16.10. 不正アクセスおよびトークンの更新
Red Hat Single Sign-On には、悪意のあるアクターがアクセストークンを盗んだりトークンを更新したりするのを防ぐためのアクションが複数含まれています。重要なアクションとして、Red Hat Single Sign-On とクライアントおよびアプリケーション間の SSL/HTTPS 通信を適用してください。Red Hat Single Sign-On では、デフォルトで SSL は有効ではありません。
アクセストークンの漏洩からの損失を減らすためのもう 1 つのアクションとして、トークンの有効期限を短くすることが挙げられます。タイムアウトページ 内でトークンの有効期限を指定できます。アクセストークンの有効期限を短くして、クライアントとサーバーは短期間にアクセストークンを強制的に更新します。管理者がリークを検出すると、すべてのユーザーサービスセッションをログアウトして、これらの更新トークンを無効にするか、取り消しポリシーを設定できます。

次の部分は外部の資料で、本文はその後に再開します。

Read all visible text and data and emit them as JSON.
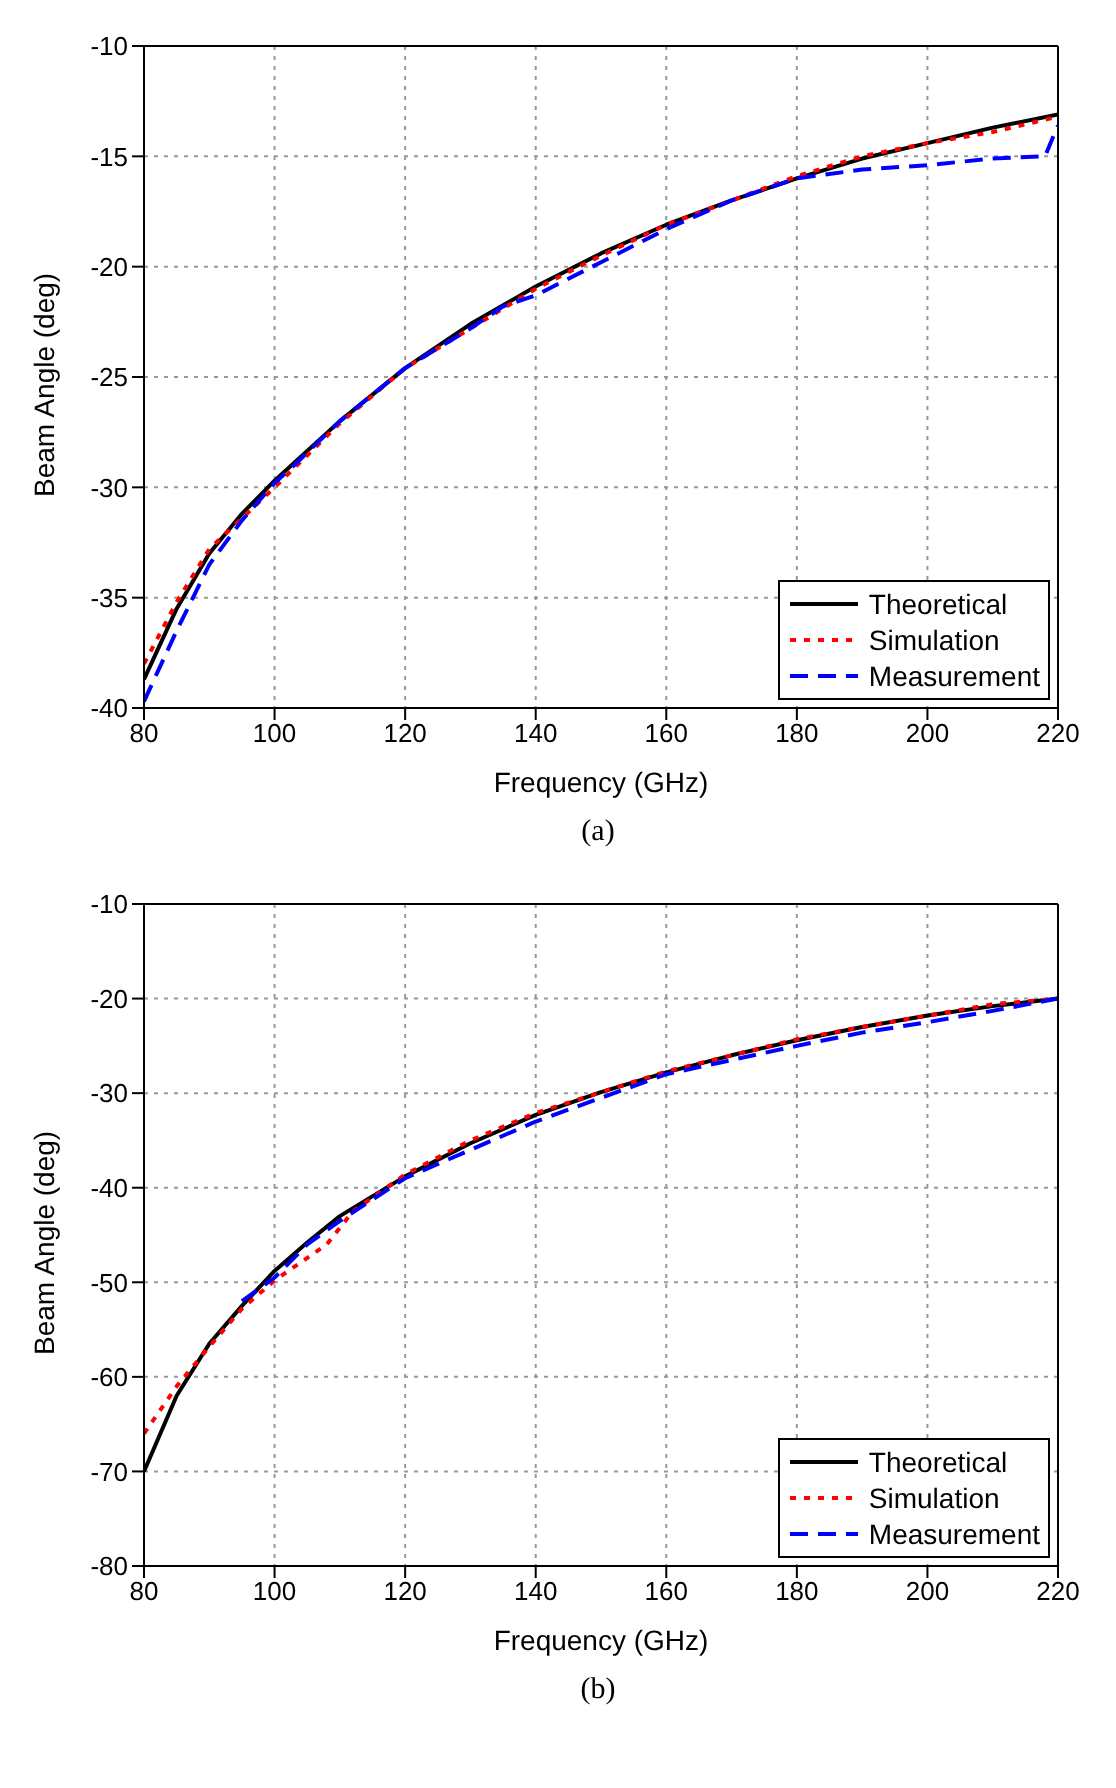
{
  "chart_data": [
    {
      "type": "line",
      "xlabel": "Frequency (GHz)",
      "ylabel": "Beam Angle (deg)",
      "xlim": [
        80,
        220
      ],
      "xticks": [
        80,
        100,
        120,
        140,
        160,
        180,
        200,
        220
      ],
      "ylim": [
        -40,
        -10
      ],
      "yticks": [
        -40,
        -35,
        -30,
        -25,
        -20,
        -15,
        -10
      ],
      "grid": true,
      "legend": "bottom right",
      "annotations": [
        "(a)"
      ],
      "series": [
        {
          "name": "Theoretical",
          "color": "#000000",
          "line_style": "solid",
          "x": [
            80,
            85,
            90,
            95,
            100,
            110,
            120,
            130,
            140,
            150,
            160,
            170,
            180,
            190,
            200,
            210,
            220
          ],
          "values": [
            -38.7,
            -35.5,
            -33,
            -31.2,
            -29.7,
            -27,
            -24.6,
            -22.6,
            -20.9,
            -19.4,
            -18.1,
            -17,
            -16,
            -15.1,
            -14.4,
            -13.7,
            -13.1
          ]
        },
        {
          "name": "Simulation",
          "color": "#ff0000",
          "line_style": "dotted",
          "x": [
            80,
            85,
            90,
            100,
            110,
            120,
            130,
            140,
            150,
            160,
            170,
            180,
            190,
            200,
            210,
            220
          ],
          "values": [
            -38,
            -35.2,
            -32.8,
            -30,
            -27.1,
            -24.6,
            -22.8,
            -21,
            -19.5,
            -18.1,
            -17,
            -15.9,
            -15,
            -14.4,
            -13.9,
            -13.2
          ]
        },
        {
          "name": "Measurement",
          "color": "#0000ff",
          "line_style": "dashed",
          "x": [
            80,
            85,
            90,
            95,
            100,
            103,
            110,
            120,
            130,
            135,
            140,
            150,
            160,
            170,
            180,
            190,
            200,
            210,
            218,
            220
          ],
          "values": [
            -39.7,
            -36.5,
            -33.5,
            -31.5,
            -29.8,
            -29,
            -27,
            -24.6,
            -22.8,
            -21.8,
            -21.3,
            -19.8,
            -18.3,
            -17,
            -16,
            -15.6,
            -15.4,
            -15.1,
            -15,
            -13.6
          ]
        }
      ]
    },
    {
      "type": "line",
      "xlabel": "Frequency (GHz)",
      "ylabel": "Beam Angle (deg)",
      "xlim": [
        80,
        220
      ],
      "xticks": [
        80,
        100,
        120,
        140,
        160,
        180,
        200,
        220
      ],
      "ylim": [
        -80,
        -10
      ],
      "yticks": [
        -80,
        -70,
        -60,
        -50,
        -40,
        -30,
        -20,
        -10
      ],
      "grid": true,
      "legend": "bottom right",
      "annotations": [
        "(b)"
      ],
      "series": [
        {
          "name": "Theoretical",
          "color": "#000000",
          "line_style": "solid",
          "x": [
            80,
            85,
            90,
            95,
            100,
            105,
            110,
            120,
            130,
            140,
            150,
            160,
            170,
            180,
            190,
            200,
            210,
            220
          ],
          "values": [
            -70,
            -62,
            -56.5,
            -52.5,
            -48.8,
            -45.8,
            -43,
            -38.8,
            -35.3,
            -32.3,
            -29.9,
            -27.8,
            -26,
            -24.4,
            -23,
            -21.8,
            -20.8,
            -20
          ]
        },
        {
          "name": "Simulation",
          "color": "#ff0000",
          "line_style": "dotted",
          "x": [
            80,
            85,
            90,
            95,
            100,
            108,
            112,
            120,
            130,
            140,
            150,
            160,
            170,
            180,
            190,
            200,
            210,
            220
          ],
          "values": [
            -66,
            -61,
            -56.8,
            -52.8,
            -49.8,
            -46,
            -42.5,
            -38.6,
            -35,
            -32.1,
            -29.9,
            -27.7,
            -26,
            -24.3,
            -23,
            -21.8,
            -20.6,
            -20
          ]
        },
        {
          "name": "Measurement",
          "color": "#0000ff",
          "line_style": "dashed",
          "x": [
            95,
            100,
            105,
            110,
            120,
            130,
            140,
            150,
            160,
            170,
            180,
            190,
            200,
            210,
            220
          ],
          "values": [
            -52,
            -49.5,
            -46,
            -43.5,
            -39,
            -36,
            -33,
            -30.5,
            -28,
            -26.5,
            -25,
            -23.6,
            -22.5,
            -21.3,
            -20
          ]
        }
      ]
    }
  ]
}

更新トークンは常にクライアントには非公開のままで、送信されることはありません。
これらのトークンをキー所有者トークンとして発行することにより、リークされたアクセストークンによる損害を軽減し、トークンを更新できます。詳細は、OAuth 2.0 Mutual TLS Client Certificate Bound Access Token を参照してください。
アクセストークンまたは更新トークンが漏洩された場合は、管理コンソールにアクセスし、失効前にポリシーをすべてのアプリケーションにプッシュします。not-before ポリシーをプッシュすると、その時間前に発行されたトークンが無効になります。新しい not-before ポリシーをプッシュすることで、アプリケーションは Red Hat Single Sign-On から新しい公開鍵をダウンロードし、漏洩したレルム署名鍵による損害を軽減する必要があります。詳細は、キーの章 を参照してください。
特定のアプリケーション、クライアント、またはユーザーが危険にさらされる場合は、無効にできます。